Halo's free-to-play peers, such as Splitgate, Apex Legends or COD Warzone, are not always generous. But even they will drip-feed you XP for all sorts of actions. Simply surviving a long time in a battle royale might get you compensation XP, for example. In Halo Infinite, no such luck. You must do your gun homework.
This makes unlocking new bits and/or bobs for your metal man a sluggish treadmill. It's possible to go multiple games without advancing or earning any XP at all. The reward track itself is tight-fisted. Right and left shoulder pads are administered separately. The victory poses are almost indistinguishable and many of the armor attachments add little character. Obviously, this is the developers intentionally leaving room for more exciting stuff to come. But the result is that, while the gun roster is all killer, the armour hall is all filler. Someone on Reddit pointed out that 40 of the 66 items in the free version of the battle pass are challenge swap gizmos. But you should know it is miserly and heel-dragging even to those who pay an extra £8 for the primopass.

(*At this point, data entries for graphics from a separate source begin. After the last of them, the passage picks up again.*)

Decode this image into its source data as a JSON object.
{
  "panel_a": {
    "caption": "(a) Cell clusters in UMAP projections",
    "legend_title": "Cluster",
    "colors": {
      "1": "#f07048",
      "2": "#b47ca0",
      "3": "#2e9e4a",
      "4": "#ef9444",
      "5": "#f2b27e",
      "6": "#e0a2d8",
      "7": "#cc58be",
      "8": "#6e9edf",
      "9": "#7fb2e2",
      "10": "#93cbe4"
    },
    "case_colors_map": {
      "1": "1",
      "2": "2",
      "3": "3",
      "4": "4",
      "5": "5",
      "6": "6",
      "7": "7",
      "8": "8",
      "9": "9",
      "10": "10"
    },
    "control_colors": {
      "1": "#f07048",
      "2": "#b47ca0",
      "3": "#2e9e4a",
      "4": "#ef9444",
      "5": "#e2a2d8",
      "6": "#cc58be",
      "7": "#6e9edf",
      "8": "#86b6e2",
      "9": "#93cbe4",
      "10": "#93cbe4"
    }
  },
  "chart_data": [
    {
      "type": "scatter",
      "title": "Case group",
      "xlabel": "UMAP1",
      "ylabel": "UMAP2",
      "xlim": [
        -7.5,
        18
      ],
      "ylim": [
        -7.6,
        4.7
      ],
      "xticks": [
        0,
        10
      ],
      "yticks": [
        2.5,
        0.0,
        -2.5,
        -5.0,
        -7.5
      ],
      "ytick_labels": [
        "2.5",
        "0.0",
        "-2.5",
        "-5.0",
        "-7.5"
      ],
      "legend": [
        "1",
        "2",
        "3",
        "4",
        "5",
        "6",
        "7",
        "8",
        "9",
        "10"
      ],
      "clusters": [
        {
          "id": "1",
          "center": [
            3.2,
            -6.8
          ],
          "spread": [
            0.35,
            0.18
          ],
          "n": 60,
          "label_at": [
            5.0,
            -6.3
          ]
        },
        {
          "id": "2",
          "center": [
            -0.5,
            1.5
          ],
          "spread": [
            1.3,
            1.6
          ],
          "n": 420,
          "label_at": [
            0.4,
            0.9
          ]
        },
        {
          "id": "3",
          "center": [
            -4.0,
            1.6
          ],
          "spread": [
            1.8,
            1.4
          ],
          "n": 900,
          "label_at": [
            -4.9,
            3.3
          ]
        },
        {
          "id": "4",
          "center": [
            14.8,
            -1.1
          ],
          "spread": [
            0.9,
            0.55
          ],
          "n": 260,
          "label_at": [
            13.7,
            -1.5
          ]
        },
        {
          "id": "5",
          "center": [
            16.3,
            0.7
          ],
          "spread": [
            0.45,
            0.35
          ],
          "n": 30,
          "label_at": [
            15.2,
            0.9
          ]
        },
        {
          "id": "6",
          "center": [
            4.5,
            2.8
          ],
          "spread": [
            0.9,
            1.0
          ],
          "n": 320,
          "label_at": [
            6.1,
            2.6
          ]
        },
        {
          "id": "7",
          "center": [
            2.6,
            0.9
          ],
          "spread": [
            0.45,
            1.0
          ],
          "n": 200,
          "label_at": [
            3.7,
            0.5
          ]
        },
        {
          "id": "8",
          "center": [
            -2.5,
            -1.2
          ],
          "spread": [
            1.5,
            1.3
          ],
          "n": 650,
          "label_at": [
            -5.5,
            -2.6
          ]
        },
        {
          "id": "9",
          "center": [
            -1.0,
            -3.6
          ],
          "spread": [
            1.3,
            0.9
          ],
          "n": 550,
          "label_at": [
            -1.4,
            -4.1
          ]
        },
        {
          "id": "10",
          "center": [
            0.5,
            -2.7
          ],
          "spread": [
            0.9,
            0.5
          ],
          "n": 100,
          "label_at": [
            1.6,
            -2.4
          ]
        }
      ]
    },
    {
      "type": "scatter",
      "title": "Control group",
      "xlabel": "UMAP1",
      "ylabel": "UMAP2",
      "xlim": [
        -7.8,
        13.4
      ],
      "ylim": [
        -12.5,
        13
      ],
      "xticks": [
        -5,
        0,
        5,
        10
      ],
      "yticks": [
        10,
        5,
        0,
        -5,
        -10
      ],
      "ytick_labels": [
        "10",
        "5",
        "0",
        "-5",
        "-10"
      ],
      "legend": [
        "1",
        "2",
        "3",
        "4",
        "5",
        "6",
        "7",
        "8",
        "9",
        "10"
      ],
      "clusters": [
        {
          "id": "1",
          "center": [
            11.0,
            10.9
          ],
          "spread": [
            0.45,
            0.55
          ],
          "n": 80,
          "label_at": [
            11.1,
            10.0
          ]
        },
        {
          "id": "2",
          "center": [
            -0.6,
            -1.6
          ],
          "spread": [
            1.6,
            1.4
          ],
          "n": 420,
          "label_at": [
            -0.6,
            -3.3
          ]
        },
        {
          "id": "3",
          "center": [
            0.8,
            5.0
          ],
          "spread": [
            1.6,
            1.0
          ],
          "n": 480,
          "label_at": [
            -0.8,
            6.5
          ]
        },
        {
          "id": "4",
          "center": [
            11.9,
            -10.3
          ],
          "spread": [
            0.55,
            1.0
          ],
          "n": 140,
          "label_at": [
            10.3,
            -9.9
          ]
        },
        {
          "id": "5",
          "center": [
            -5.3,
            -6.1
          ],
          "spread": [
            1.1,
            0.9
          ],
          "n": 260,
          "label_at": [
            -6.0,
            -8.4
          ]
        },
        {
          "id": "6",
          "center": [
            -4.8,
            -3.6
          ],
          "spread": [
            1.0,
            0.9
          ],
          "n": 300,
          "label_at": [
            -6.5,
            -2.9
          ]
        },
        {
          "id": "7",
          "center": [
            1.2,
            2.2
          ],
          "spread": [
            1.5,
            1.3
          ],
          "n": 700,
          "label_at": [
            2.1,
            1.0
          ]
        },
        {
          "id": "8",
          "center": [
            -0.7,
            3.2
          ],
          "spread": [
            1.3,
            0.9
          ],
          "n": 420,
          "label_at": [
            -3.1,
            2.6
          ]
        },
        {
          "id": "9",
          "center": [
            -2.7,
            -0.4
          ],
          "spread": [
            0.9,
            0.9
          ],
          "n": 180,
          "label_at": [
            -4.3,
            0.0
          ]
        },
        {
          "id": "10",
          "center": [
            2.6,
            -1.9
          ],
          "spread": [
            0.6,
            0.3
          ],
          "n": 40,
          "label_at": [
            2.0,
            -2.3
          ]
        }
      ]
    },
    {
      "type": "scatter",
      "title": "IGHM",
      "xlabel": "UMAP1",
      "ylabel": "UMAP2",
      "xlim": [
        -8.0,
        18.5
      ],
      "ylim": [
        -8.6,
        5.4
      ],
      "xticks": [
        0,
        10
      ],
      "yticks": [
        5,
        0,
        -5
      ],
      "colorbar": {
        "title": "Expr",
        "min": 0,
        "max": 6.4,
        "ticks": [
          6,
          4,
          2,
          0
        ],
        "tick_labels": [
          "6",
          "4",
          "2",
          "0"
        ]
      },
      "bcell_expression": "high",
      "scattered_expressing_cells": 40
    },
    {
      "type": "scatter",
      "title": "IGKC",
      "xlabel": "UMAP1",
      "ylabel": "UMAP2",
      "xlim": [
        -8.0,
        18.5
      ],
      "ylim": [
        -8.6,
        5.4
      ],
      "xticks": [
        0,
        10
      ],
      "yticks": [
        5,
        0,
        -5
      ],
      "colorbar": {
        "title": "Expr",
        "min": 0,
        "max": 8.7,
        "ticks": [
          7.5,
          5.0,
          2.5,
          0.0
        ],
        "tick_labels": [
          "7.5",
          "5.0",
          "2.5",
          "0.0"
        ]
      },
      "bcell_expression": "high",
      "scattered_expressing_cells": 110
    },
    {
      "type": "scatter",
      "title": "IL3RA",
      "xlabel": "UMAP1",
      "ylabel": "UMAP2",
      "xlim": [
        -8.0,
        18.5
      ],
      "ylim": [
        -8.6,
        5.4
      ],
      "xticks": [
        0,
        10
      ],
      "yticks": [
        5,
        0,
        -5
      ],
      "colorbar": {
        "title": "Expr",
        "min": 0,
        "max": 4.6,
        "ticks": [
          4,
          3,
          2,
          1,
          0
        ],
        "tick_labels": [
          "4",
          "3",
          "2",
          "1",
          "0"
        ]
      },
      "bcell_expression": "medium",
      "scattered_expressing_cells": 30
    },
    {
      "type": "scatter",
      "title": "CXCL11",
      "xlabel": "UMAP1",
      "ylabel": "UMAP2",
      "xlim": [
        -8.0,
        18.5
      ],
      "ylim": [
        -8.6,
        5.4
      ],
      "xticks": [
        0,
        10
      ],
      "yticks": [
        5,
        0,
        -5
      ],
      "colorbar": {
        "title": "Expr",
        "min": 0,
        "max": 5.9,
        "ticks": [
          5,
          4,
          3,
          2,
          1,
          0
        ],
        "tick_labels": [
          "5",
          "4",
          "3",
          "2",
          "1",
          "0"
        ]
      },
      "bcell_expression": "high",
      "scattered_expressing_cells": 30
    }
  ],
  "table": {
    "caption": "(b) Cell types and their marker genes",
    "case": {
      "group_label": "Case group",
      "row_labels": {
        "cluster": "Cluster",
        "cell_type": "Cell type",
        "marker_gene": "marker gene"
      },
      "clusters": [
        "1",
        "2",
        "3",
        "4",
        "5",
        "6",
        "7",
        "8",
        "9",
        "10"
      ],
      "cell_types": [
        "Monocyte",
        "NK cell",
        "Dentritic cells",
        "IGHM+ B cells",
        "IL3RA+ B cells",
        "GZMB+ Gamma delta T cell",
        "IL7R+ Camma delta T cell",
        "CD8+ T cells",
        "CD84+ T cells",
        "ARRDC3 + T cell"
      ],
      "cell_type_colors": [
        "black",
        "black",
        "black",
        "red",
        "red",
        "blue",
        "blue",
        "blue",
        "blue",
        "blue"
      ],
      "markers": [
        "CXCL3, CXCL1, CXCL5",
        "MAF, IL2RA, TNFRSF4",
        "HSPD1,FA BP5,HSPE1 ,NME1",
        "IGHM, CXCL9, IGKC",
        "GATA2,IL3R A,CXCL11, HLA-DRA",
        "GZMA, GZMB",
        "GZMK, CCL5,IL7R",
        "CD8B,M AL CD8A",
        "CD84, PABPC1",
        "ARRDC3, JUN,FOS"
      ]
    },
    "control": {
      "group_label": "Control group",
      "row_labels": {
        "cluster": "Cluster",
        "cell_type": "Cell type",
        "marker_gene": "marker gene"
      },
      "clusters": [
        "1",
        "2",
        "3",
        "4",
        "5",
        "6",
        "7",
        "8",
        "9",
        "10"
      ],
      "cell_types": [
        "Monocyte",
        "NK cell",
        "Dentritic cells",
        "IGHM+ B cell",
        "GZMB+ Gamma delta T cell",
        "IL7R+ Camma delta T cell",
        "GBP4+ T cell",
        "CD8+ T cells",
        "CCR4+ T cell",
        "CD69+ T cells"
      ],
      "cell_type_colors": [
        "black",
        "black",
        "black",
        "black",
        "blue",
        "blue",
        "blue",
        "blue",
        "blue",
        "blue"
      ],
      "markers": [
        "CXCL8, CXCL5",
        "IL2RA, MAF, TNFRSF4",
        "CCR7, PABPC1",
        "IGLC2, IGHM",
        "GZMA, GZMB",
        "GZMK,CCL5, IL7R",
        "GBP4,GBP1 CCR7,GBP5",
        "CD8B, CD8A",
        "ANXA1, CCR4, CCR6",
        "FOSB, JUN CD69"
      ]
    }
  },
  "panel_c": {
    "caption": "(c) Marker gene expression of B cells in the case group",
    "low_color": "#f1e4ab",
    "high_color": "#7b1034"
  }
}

That progression system will change as the game saunters onward, 343 Industries have already said. But exactly how it's going to change, who knows? Any significant revamp they're working on could be months away. If you're going in today, I can't recommend buying the octopound battle pass. It's better to turn off the box-ticking part of your brain as much as possible and stubbornly ignore this one clunky cog in an otherwise gunhappy frolic. Your tin man will look like every other tin man, but hey, this is the space army. Think of it as a uniform.
Aside from that, Infinite has done the Halos of old proud. The rhythm of its gun battles, the crossfire and chaos, it's all stupendous stuff. Being the right bruiser in the right place still feels good, as you nab a flag and leap into a waiting Warthog. But there are plenty of smaller joys. Such as the glowing explodey barrels you can pick up and throw, lovingly referred to as "noob cubes". The cool theater mode allows playback of matches down to the smallest detail and lets you swoop a camera around to capture moments from all angles (it's where I've taken these fancy screenshots).
In the end, I am a John Halo acolyte, so I am perhaps more forgiving of Infinite's flaws thus far. We'll see how the campaign fares when it comes out next month. But from the perspective of a man who lost his teen years failing to capture flags on Halo 2's Zanzibar, and who likes Mister Chief's idiot oo-rah universe enough to have read actual Halo novels, the multiplayer is as sound and sturdy as a big meaty man in a big metal suit.